Developing nations heavily rely on bee pollination for their food supply. India has nearly 10 million hives. The US has 2,400,000 hives and nearly three million fewer bee colonies (down from five million to 2.4 million) today than several decades ago.

Every third bite of food an American takes, according to the USDA, is dependent on honeybee pollination. They add $15 billion in value through their pollination of US fruit crops, while CCD caused a $75b. loss to agriculture worldwide over the past several years. One hundred crop species provide 90% of our food worldwide, and 71 of them are pollinated by bees.

Israel produces more than 2,500 tons of honey each year worth $12 million from 100,000 hives. One thousand five hundred tons of honey is imported each year to cover demand shortfall in “the land of milk and honey.” Inconsistent rainfall and rapid land development are eliminating natural habitats of open fields of flowers, so the Jewish National Fund plants up to 100,000 nectar-producing saplings each year to enhance bee population growth.

Investigator Ahmen Jabril, reporting for Thomson Reuters, links CCD threats to national defense. Food shortages and high prices have spurred riots and brought down governments before (think France, bread riots in Egypt and Russia). The European Commission is likely to outlaw certain pesticides this December because of the devastation to European honey production over the past few years.

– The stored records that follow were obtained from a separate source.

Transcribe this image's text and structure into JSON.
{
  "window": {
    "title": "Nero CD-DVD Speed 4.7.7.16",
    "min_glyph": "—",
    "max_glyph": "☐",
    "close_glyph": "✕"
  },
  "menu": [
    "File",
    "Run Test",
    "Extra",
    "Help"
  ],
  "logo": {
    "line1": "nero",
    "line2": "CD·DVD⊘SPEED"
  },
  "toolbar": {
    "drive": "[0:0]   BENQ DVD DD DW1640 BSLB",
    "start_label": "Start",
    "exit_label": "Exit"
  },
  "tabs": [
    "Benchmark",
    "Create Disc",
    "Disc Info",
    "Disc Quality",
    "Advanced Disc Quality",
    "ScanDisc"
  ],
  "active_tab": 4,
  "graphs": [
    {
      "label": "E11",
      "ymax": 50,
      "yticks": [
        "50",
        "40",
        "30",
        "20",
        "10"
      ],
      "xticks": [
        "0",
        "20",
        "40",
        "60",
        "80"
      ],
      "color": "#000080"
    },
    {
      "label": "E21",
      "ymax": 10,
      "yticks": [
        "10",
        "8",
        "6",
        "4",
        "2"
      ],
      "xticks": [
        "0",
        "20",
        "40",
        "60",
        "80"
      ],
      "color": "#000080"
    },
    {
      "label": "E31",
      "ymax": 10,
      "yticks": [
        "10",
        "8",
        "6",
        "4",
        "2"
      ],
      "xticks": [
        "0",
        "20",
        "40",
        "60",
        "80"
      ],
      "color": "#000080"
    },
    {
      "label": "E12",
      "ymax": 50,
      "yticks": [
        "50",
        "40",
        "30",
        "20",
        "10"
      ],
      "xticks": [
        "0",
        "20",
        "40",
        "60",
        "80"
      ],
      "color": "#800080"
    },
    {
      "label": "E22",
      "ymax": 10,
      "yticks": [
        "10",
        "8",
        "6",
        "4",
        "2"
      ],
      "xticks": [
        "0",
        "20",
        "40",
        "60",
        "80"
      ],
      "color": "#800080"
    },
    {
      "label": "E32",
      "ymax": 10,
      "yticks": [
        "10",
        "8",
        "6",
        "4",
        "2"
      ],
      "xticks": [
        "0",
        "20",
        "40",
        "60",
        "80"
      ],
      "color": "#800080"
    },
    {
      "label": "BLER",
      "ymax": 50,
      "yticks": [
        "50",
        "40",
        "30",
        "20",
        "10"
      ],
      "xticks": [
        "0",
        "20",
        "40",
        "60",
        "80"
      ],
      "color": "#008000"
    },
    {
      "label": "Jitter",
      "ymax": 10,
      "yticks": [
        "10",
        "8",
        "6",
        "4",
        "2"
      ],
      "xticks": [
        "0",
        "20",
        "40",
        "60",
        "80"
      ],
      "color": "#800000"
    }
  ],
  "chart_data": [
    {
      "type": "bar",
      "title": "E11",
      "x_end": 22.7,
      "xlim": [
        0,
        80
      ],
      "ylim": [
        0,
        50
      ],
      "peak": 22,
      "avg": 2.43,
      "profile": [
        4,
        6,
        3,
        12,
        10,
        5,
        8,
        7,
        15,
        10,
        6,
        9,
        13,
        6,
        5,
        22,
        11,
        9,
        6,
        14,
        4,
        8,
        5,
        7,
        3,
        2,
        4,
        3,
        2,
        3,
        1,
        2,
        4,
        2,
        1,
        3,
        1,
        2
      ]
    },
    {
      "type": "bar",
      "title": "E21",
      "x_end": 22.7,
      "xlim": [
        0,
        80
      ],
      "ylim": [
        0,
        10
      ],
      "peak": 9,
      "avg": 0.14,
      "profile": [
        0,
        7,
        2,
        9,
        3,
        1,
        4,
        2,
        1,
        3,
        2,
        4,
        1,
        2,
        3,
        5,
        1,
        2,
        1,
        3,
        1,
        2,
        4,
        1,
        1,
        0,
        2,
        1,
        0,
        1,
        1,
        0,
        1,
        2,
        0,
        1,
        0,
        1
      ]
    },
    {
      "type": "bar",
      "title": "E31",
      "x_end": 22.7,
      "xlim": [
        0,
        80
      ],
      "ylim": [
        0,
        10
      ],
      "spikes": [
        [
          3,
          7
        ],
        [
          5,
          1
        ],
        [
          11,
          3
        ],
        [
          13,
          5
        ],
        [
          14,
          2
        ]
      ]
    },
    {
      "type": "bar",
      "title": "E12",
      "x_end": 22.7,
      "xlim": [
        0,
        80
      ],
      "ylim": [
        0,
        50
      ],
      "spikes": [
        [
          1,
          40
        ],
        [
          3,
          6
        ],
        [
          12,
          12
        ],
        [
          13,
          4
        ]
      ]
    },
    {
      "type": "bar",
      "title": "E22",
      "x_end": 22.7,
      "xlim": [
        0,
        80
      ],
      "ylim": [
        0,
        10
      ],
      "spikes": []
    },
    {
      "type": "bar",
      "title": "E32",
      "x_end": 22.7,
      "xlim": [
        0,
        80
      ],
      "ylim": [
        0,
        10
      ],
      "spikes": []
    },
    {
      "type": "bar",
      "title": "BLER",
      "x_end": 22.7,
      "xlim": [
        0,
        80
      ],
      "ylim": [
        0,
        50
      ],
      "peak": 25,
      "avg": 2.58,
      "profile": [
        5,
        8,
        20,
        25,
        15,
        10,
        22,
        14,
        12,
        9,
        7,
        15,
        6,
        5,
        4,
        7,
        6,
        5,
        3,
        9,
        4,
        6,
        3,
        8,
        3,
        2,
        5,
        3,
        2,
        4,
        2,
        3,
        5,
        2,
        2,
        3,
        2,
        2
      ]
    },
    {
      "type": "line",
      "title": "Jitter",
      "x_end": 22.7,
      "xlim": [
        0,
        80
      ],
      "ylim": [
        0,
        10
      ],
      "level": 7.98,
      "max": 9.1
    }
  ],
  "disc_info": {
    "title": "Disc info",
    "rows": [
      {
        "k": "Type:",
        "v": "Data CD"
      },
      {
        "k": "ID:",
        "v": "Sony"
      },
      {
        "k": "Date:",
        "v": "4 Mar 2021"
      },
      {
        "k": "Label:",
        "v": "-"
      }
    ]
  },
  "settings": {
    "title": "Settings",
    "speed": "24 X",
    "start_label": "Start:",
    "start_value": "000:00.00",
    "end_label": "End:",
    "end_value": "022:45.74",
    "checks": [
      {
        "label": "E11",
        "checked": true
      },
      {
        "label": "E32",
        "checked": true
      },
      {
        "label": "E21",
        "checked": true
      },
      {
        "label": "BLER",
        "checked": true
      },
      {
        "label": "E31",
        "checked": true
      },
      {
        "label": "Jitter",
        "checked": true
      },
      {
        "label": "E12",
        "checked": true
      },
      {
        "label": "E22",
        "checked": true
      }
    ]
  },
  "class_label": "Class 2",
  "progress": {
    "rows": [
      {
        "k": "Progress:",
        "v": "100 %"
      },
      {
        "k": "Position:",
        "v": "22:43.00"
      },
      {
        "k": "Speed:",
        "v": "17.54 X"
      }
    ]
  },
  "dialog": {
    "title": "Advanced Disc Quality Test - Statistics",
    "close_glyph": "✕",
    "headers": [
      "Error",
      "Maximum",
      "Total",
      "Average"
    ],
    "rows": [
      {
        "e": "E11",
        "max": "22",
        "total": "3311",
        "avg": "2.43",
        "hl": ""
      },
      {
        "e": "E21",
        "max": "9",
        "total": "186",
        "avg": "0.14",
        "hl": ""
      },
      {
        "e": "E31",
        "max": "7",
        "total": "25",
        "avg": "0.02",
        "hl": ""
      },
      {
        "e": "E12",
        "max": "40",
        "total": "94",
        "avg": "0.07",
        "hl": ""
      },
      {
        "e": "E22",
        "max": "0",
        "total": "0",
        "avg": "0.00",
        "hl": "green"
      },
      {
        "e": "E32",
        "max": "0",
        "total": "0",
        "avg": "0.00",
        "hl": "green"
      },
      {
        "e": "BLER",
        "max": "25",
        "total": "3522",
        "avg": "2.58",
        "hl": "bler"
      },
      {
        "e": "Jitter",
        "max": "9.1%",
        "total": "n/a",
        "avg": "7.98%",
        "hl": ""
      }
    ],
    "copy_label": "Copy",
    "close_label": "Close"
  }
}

Shortages of bee byproducts are driving up the costs of vitamins, medicines and cosmetics. Propolis, a sticky sealant bees make from sap to seal their hives, is effective for antibiotic and antifungal use, against immunostimulant effects and skin-burn treatments. Candle making, polishes, food coatings and pharmaceuticals that depend on beeswax are also casualties.

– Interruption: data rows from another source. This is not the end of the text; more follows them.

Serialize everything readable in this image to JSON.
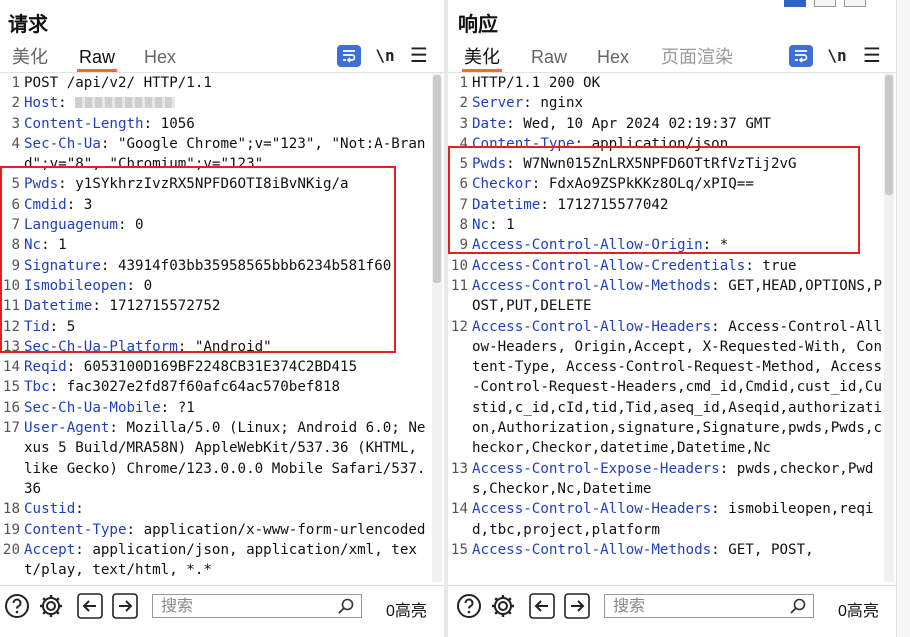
{
  "request": {
    "title": "请求",
    "tabs": [
      {
        "label": "美化",
        "active": false
      },
      {
        "label": "Raw",
        "active": true
      },
      {
        "label": "Hex",
        "active": false
      }
    ],
    "newline_label": "\\n",
    "menu_label": "☰",
    "lines": [
      {
        "n": "1",
        "key": "",
        "val": "POST /api/v2/ HTTP/1.1"
      },
      {
        "n": "2",
        "key": "Host",
        "val": "",
        "redacted": true
      },
      {
        "n": "3",
        "key": "Content-Length",
        "val": " 1056"
      },
      {
        "n": "4",
        "key": "Sec-Ch-Ua",
        "val": " \"Google Chrome\";v=\"123\", \"Not:A-Brand\";v=\"8\", \"Chromium\";v=\"123\""
      },
      {
        "n": "5",
        "key": "Pwds",
        "val": " y1SYkhrzIvzRX5NPFD6OTI8iBvNKig/a"
      },
      {
        "n": "6",
        "key": "Cmdid",
        "val": " 3"
      },
      {
        "n": "7",
        "key": "Languagenum",
        "val": " 0"
      },
      {
        "n": "8",
        "key": "Nc",
        "val": " 1"
      },
      {
        "n": "9",
        "key": "Signature",
        "val": " 43914f03bb35958565bbb6234b581f60"
      },
      {
        "n": "10",
        "key": "Ismobileopen",
        "val": " 0"
      },
      {
        "n": "11",
        "key": "Datetime",
        "val": " 1712715572752"
      },
      {
        "n": "12",
        "key": "Tid",
        "val": " 5"
      },
      {
        "n": "13",
        "key": "Sec-Ch-Ua-Platform",
        "val": " \"Android\""
      },
      {
        "n": "14",
        "key": "Reqid",
        "val": " 6053100D169BF2248CB31E374C2BD415"
      },
      {
        "n": "15",
        "key": "Tbc",
        "val": " fac3027e2fd87f60afc64ac570bef818"
      },
      {
        "n": "16",
        "key": "Sec-Ch-Ua-Mobile",
        "val": " ?1"
      },
      {
        "n": "17",
        "key": "User-Agent",
        "val": " Mozilla/5.0 (Linux; Android 6.0; Nexus 5 Build/MRA58N) AppleWebKit/537.36 (KHTML, like Gecko) Chrome/123.0.0.0 Mobile Safari/537.36"
      },
      {
        "n": "18",
        "key": "Custid",
        "val": ""
      },
      {
        "n": "19",
        "key": "Content-Type",
        "val": " application/x-www-form-urlencoded"
      },
      {
        "n": "20",
        "key": "Accept",
        "val": " application/json, application/xml, text/play, text/html, *.*"
      }
    ],
    "search_placeholder": "搜索",
    "highlight_count": "0高亮"
  },
  "response": {
    "title": "响应",
    "tabs": [
      {
        "label": "美化",
        "active": true
      },
      {
        "label": "Raw",
        "active": false
      },
      {
        "label": "Hex",
        "active": false
      },
      {
        "label": "页面渲染",
        "active": false,
        "muted": true
      }
    ],
    "newline_label": "\\n",
    "menu_label": "☰",
    "lines": [
      {
        "n": "1",
        "key": "",
        "val": "HTTP/1.1 200 OK"
      },
      {
        "n": "2",
        "key": "Server",
        "val": " nginx"
      },
      {
        "n": "3",
        "key": "Date",
        "val": " Wed, 10 Apr 2024 02:19:37 GMT"
      },
      {
        "n": "4",
        "key": "Content-Type",
        "val": " application/json"
      },
      {
        "n": "5",
        "key": "Pwds",
        "val": " W7Nwn015ZnLRX5NPFD6OTtRfVzTij2vG"
      },
      {
        "n": "6",
        "key": "Checkor",
        "val": " FdxAo9ZSPkKKz8OLq/xPIQ=="
      },
      {
        "n": "7",
        "key": "Datetime",
        "val": " 1712715577042"
      },
      {
        "n": "8",
        "key": "Nc",
        "val": " 1"
      },
      {
        "n": "9",
        "key": "Access-Control-Allow-Origin",
        "val": " *"
      },
      {
        "n": "10",
        "key": "Access-Control-Allow-Credentials",
        "val": " true"
      },
      {
        "n": "11",
        "key": "Access-Control-Allow-Methods",
        "val": " GET,HEAD,OPTIONS,POST,PUT,DELETE"
      },
      {
        "n": "12",
        "key": "Access-Control-Allow-Headers",
        "val": " Access-Control-Allow-Headers, Origin,Accept, X-Requested-With, Content-Type, Access-Control-Request-Method, Access-Control-Request-Headers,cmd_id,Cmdid,cust_id,Custid,c_id,cId,tid,Tid,aseq_id,Aseqid,authorization,Authorization,signature,Signature,pwds,Pwds,checkor,Checkor,datetime,Datetime,Nc"
      },
      {
        "n": "13",
        "key": "Access-Control-Expose-Headers",
        "val": " pwds,checkor,Pwds,Checkor,Nc,Datetime"
      },
      {
        "n": "14",
        "key": "Access-Control-Allow-Headers",
        "val": " ismobileopen,reqid,tbc,project,platform"
      },
      {
        "n": "15",
        "key": "Access-Control-Allow-Methods",
        "val": " GET, POST,"
      }
    ],
    "search_placeholder": "搜索",
    "highlight_count": "0高亮"
  },
  "colors": {
    "header_key": "#1f3fbf",
    "highlight_box": "#e62020",
    "active_tab": "#ff6633",
    "wrap_button": "#3f6fd6"
  },
  "icons": [
    "help-icon",
    "settings-icon",
    "arrow-left-icon",
    "arrow-right-icon",
    "search-icon",
    "wrap-icon",
    "menu-icon"
  ]
}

Treatment for CCD is a $1 billion to $3b. global market. The US Department of Defense is testing military technologies in CCD research. The USDA, the Environment Protection Agency and the European Union are committing resources.

However, Prof. Chancing (Alex) Lu, of the Harvard School of Public Health, recently told me momentum has slowed since early 2012, with no dramatic research findings, and the resignation at the Environmental Protection Agency (EPA) of the person dedicated to this problem. “EU might be the first political entity to take some meaningful action to mitigate the losses of honeybees by restricting the use of neonicotinoids [a group of chemicals used as insecticides],” he said.

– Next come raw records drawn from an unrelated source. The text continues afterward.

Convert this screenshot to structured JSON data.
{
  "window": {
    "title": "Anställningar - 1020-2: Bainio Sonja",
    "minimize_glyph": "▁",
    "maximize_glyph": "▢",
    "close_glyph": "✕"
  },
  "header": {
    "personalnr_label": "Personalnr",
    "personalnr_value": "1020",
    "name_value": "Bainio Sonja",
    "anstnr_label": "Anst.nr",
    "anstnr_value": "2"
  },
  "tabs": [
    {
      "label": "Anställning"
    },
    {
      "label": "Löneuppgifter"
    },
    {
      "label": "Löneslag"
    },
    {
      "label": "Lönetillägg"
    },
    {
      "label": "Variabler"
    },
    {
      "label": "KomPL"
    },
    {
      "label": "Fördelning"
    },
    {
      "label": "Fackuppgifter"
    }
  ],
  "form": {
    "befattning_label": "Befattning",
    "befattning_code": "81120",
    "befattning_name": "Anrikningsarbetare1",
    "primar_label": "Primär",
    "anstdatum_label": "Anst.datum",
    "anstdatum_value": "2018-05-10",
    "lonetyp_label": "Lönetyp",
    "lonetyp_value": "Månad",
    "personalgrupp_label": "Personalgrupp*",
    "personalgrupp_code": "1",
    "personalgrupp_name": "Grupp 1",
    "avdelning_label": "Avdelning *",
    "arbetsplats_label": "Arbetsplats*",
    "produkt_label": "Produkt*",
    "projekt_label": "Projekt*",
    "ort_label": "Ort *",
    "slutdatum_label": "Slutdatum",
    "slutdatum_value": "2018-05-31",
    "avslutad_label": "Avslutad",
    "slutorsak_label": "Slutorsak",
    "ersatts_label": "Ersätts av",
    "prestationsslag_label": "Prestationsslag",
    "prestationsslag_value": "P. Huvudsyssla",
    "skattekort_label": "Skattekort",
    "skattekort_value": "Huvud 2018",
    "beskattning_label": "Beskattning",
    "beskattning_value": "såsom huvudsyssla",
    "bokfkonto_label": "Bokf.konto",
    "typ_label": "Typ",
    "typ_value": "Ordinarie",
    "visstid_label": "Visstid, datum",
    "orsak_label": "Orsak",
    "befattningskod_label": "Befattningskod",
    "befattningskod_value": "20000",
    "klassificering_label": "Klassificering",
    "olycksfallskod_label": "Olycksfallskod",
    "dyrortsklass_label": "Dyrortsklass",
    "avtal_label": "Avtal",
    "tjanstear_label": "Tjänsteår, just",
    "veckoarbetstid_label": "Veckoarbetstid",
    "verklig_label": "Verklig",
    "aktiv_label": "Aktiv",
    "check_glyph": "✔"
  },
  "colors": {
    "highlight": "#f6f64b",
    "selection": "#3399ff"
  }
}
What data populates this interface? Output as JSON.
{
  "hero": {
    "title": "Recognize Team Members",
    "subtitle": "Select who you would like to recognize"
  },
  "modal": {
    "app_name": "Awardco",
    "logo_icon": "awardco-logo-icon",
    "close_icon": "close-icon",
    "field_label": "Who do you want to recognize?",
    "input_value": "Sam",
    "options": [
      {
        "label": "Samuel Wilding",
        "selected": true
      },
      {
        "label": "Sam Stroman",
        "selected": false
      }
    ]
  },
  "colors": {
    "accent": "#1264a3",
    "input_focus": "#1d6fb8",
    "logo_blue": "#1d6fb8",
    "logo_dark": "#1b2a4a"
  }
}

Hebrew University’s Triwaks Bee Research Center, founded in 1976, focuses on bee foraging behavior, secretions and mite control. In 2009, Israeli professors identified Israeli Acute Paralysis Virus (IVAP) as a possible leading cause of CCD. It was found in imported bees from Australia and jelly from China. The work led to a commercial start-up company founded in September 2011.

Monsanto Corporation acquired Israel’s Beeologics, based in Rehovot and Miami, whose Remebee® is sold as an antiviral bee treatment awaiting FDA and EPA approval as an intervention method in the fight against IVAP. Some say the purchase is to study and improve the pesticides Monsanto sells that allegedly cause CCD.

BeesFree, Inc. (BEES), based in Florida, is “Saving hives. Saving Lives” with an all-natural approach. Its stock is barely hanging on at 20 cents with almost no activity. BeesFree claims carbohydrates, essential amino acids, lipids, essential oils, minerals and antioxidants strengthen the bees, enabling them to withstand greater environmental toxins and stress, promote brood rearing, control infestations and helps prevent CCD.

The USDA recommends the public help by eliminating pesticides, especially mid-day when bees forage for nectar and store pollen. Home owners should plant pollinator plants such as red clover. In these lazy, hazy hot summer days, don’t swat that pesky bee. Killing a bee is a danger to the food ecosystem. Our problem, according to Drs. Seuss and Lu, is that “Our old bee-watching man just isn’t bee-watching as hard as he can… The thing that we need is a Bee-Watcher Watcher.”

Dr. Harold Goldmeier is the managing partner of Goldmeier Investments LLC and an instructor of business and social policy at the American Jewish University, Aardvark Israel, in Tel Aviv.